Leo folded his arms. “All Hail the Once and Future Queen, but it has been done.”
Affronted, I complained. “Arthur only had to pull the sword out of the stone. I had to steal the stone and then pull out the sword. I deserve extra credit for that.” I’d also pulled a five-foot sword out of a one-foot-square block of stone, which, while impressive, I couldn’t claim credit for. A long-gone Namaru was responsible for creating that technical miracle.
“We’re sure it was all worthwhile, that this will work?” He leaned against the wall. I could see him through the sword itself, his image wavering through the rippled surface of the blade.
“No, we’re not sure of anything, but I scraped the bottom of my bag of tricks for this. If it doesn’t work, no one will bitch that we didn’t give it our best shot. Cronus will be giving them plenty of other things to bitch about. Torture, death, the sun falling from the sky, being thrown into another world where sharks are people and humans are chum.” I pointed the sword at Leo, admiring the crystal sheen of the blade—straight and true. “I think I want one more meal at the diner. One more helping of biscuits and gravy in case it’s our last.”
“I know you don’t equate that with the Last Supper, you with your heathen existence.”
If anyone had worse timing than a demon, it was an angel. “More of a Last Lunch.” I let the point of the broadsword drop toward the wood floor as I swiveled to face Azrael. Griffin was right or rather I wished he were right. The sudden appearance and disappearance should be somewhat akin to poofing. I knew I would appreciate a sound effect to let me know when an angel or demon shimmered into existence behind me. Bell the cat. If they both weren’t so fond of their own voice, and they were, you often wouldn’t have any warning. “You’re not invited.”

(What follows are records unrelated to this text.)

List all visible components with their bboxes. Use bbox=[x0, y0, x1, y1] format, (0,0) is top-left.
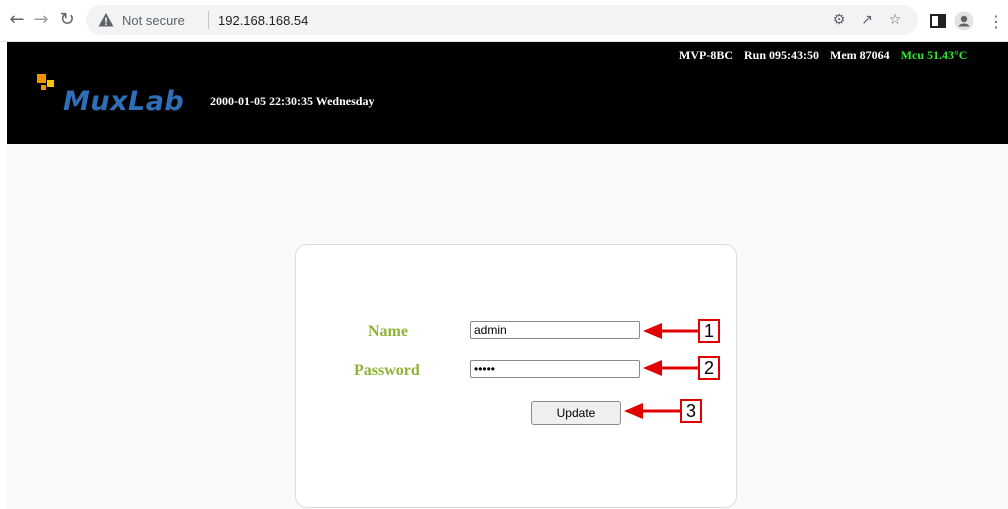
device-model: MVP-8BC bbox=[679, 48, 733, 62]
login-panel: Name Password Update bbox=[295, 244, 737, 508]
update-button[interactable]: Update bbox=[531, 401, 621, 425]
reload-icon[interactable]: ↻ bbox=[56, 9, 78, 31]
star-icon[interactable]: ☆ bbox=[886, 11, 904, 29]
back-arrow-icon[interactable]: ← bbox=[6, 9, 28, 31]
address-bar[interactable]: Not secure 192.168.168.54 ⚙ ↗ ☆ bbox=[86, 5, 918, 35]
logo-text: MuxLab bbox=[63, 86, 185, 117]
kebab-menu-icon[interactable]: ⋮ bbox=[986, 11, 1006, 31]
run-time: Run 095:43:50 bbox=[744, 48, 820, 62]
browser-toolbar: ← → ↻ Not secure 192.168.168.54 ⚙ ↗ ☆ ⋮ bbox=[0, 0, 1008, 42]
memory-status: Mem 87064 bbox=[830, 48, 890, 62]
mcu-temperature: Mcu 51.43°C bbox=[900, 48, 968, 62]
share-icon[interactable]: ↗ bbox=[858, 11, 876, 29]
header-banner: MuxLab 2000-01-05 22:30:35 Wednesday MVP… bbox=[7, 42, 1008, 144]
callout-1: 1 bbox=[698, 319, 720, 343]
warning-icon[interactable] bbox=[98, 12, 114, 28]
device-status: MVP-8BC Run 095:43:50 Mem 87064 Mcu 51.4… bbox=[679, 48, 975, 63]
url-separator bbox=[208, 11, 209, 29]
password-input[interactable] bbox=[470, 360, 640, 378]
password-label: Password bbox=[354, 362, 420, 379]
callout-2: 2 bbox=[698, 356, 720, 380]
device-datetime: 2000-01-05 22:30:35 Wednesday bbox=[210, 94, 375, 108]
callout-3: 3 bbox=[680, 399, 702, 423]
name-label: Name bbox=[368, 323, 408, 340]
key-icon[interactable]: ⚙ bbox=[830, 11, 848, 29]
side-panel-icon[interactable] bbox=[928, 11, 948, 31]
logo-mark-icon bbox=[37, 74, 54, 90]
muxlab-logo: MuxLab bbox=[35, 72, 185, 120]
profile-avatar-icon[interactable] bbox=[954, 11, 974, 31]
forward-arrow-icon[interactable]: → bbox=[30, 9, 52, 31]
not-secure-label[interactable]: Not secure bbox=[122, 13, 185, 28]
name-input[interactable] bbox=[470, 321, 640, 339]
page-content: Name Password Update bbox=[7, 144, 1008, 509]
url-text[interactable]: 192.168.168.54 bbox=[218, 13, 308, 28]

The disdain in the purple-black eyes was the same as it had been before. “If a sword could fell a Titan, don’t you think we would have tried it?”

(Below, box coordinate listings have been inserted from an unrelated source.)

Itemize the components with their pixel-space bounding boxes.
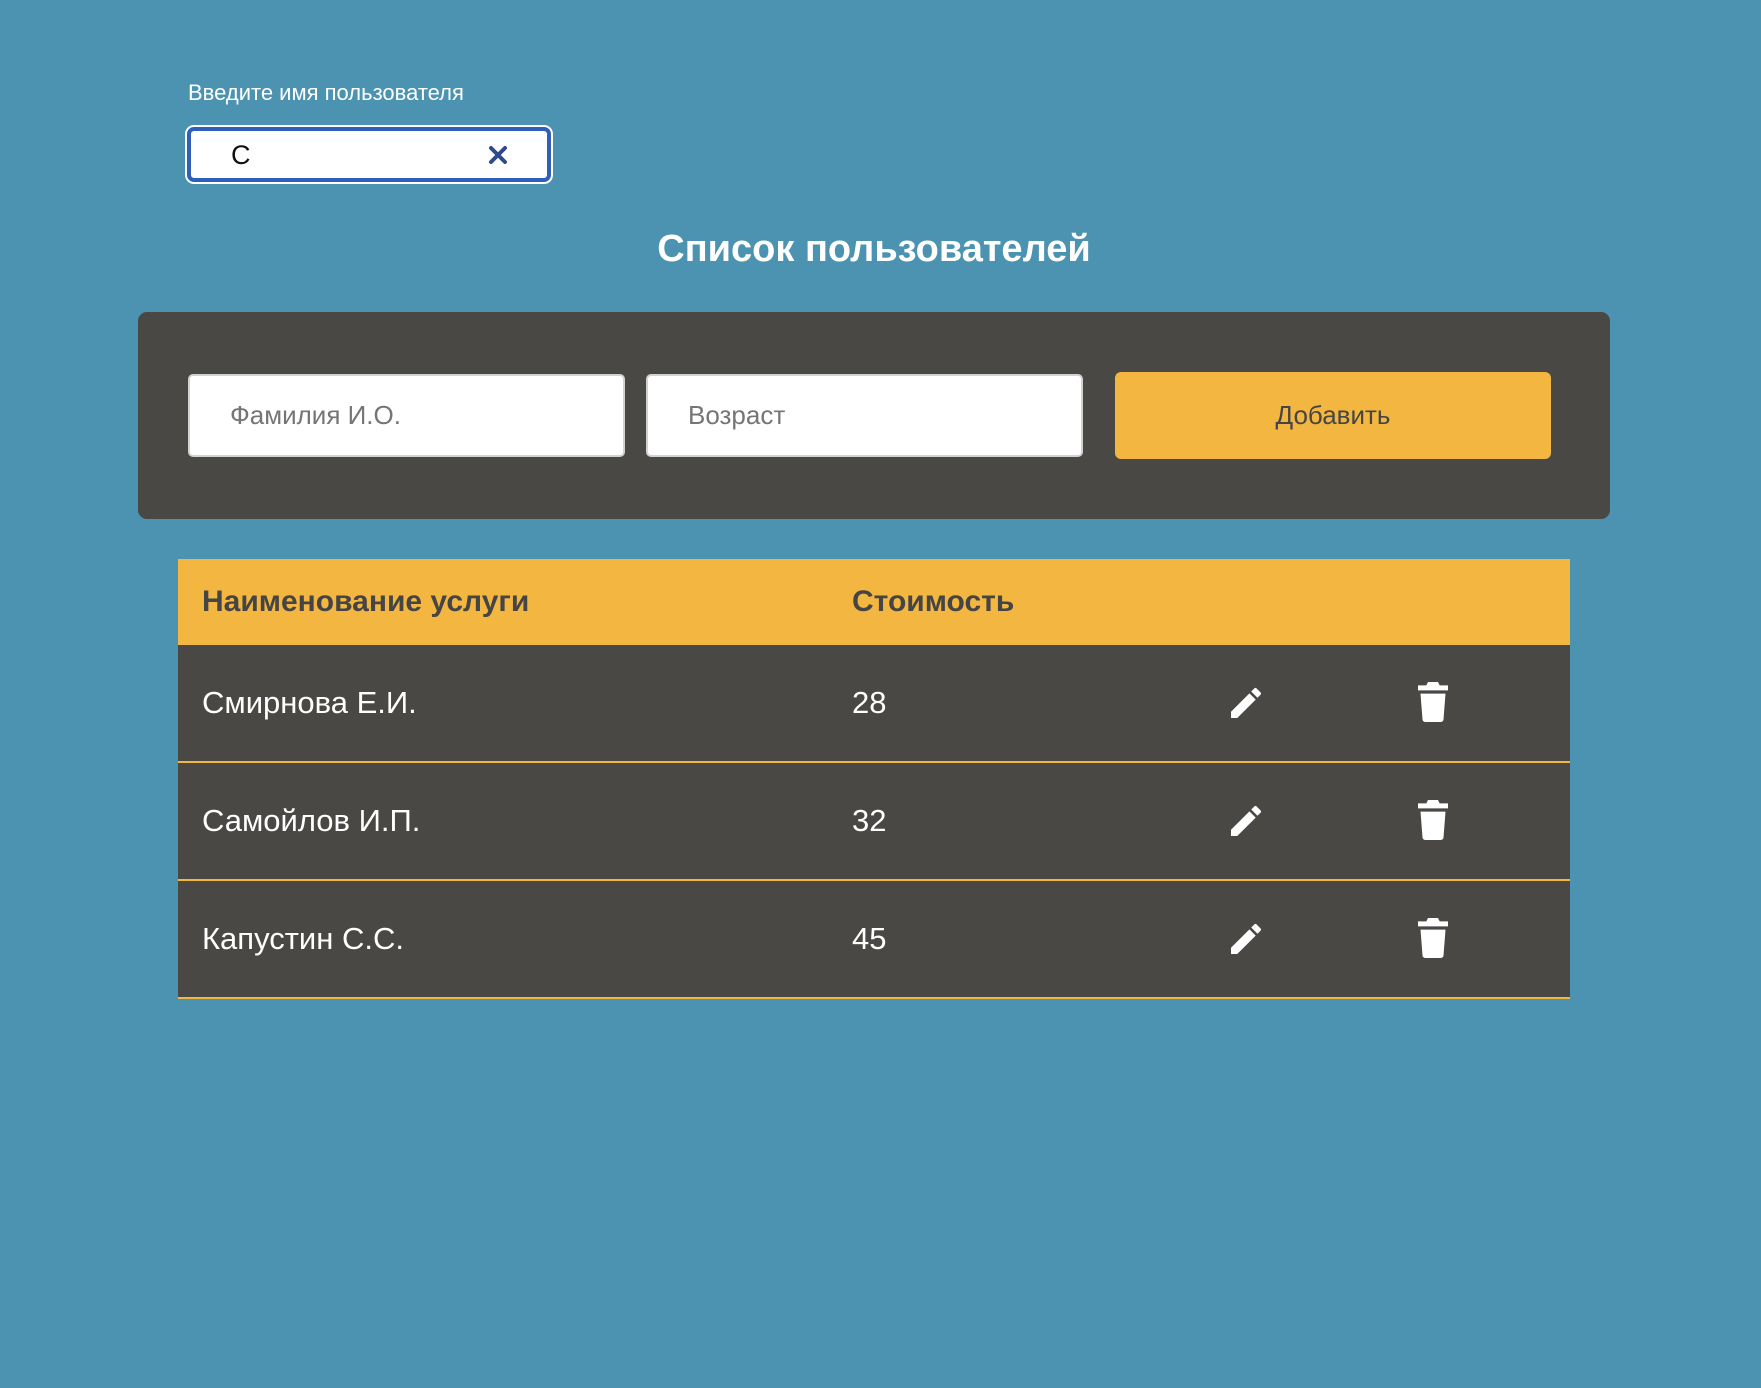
table-row: Капустин С.С. 45 — [178, 881, 1570, 999]
add-user-form: Добавить — [138, 312, 1610, 519]
user-cost: 45 — [852, 921, 887, 956]
table-header: Наименование услуги Стоимость — [178, 559, 1570, 645]
user-name: Самойлов И.П. — [202, 803, 421, 838]
search-label: Введите имя пользователя — [188, 80, 464, 105]
trash-icon[interactable] — [1418, 682, 1448, 722]
pencil-icon[interactable] — [1226, 683, 1266, 723]
user-cost: 32 — [852, 803, 887, 838]
add-user-button[interactable]: Добавить — [1115, 372, 1551, 459]
users-table: Наименование услуги Стоимость Смирнова Е… — [178, 559, 1570, 999]
page-title: Список пользователей — [657, 228, 1091, 270]
age-input[interactable] — [646, 374, 1083, 457]
search-input[interactable]: С — [187, 127, 551, 182]
user-name: Капустин С.С. — [202, 921, 404, 956]
table-row: Самойлов И.П. 32 — [178, 763, 1570, 881]
search-value: С — [231, 140, 251, 170]
user-name: Смирнова Е.И. — [202, 685, 417, 720]
table-row: Смирнова Е.И. 28 — [178, 645, 1570, 763]
trash-icon[interactable] — [1418, 918, 1448, 958]
trash-icon[interactable] — [1418, 800, 1448, 840]
name-input[interactable] — [188, 374, 625, 457]
close-icon[interactable] — [487, 144, 509, 166]
column-header-name: Наименование услуги — [202, 585, 530, 618]
column-header-cost: Стоимость — [852, 585, 1015, 618]
user-cost: 28 — [852, 685, 887, 720]
pencil-icon[interactable] — [1226, 801, 1266, 841]
pencil-icon[interactable] — [1226, 919, 1266, 959]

“With one of those flaming swords? Did you ever wonder where they come from, the swords made of fire? Whatever angel is passing them out up in the Penthouse, did you think he made them? It’s ironic that all the smiting you and yours does is with weapons made by dead païen.” If you could make a sword out of water, you could out of fire as well, the Namaru’s natural environment. I smiled. “Why, sugar, you don’t look pleased to hear that. Your feathers are ruffled.”
“He looks ready to drop a load on a statue’s head, I think you mean,” Leo added, pulling the ponytail holder from his hair and resecuring it tightly.
Azrael ignored the insult and the one who’d delivered it. “That is not so. Our weapons are of Heaven and always have been of Heaven.”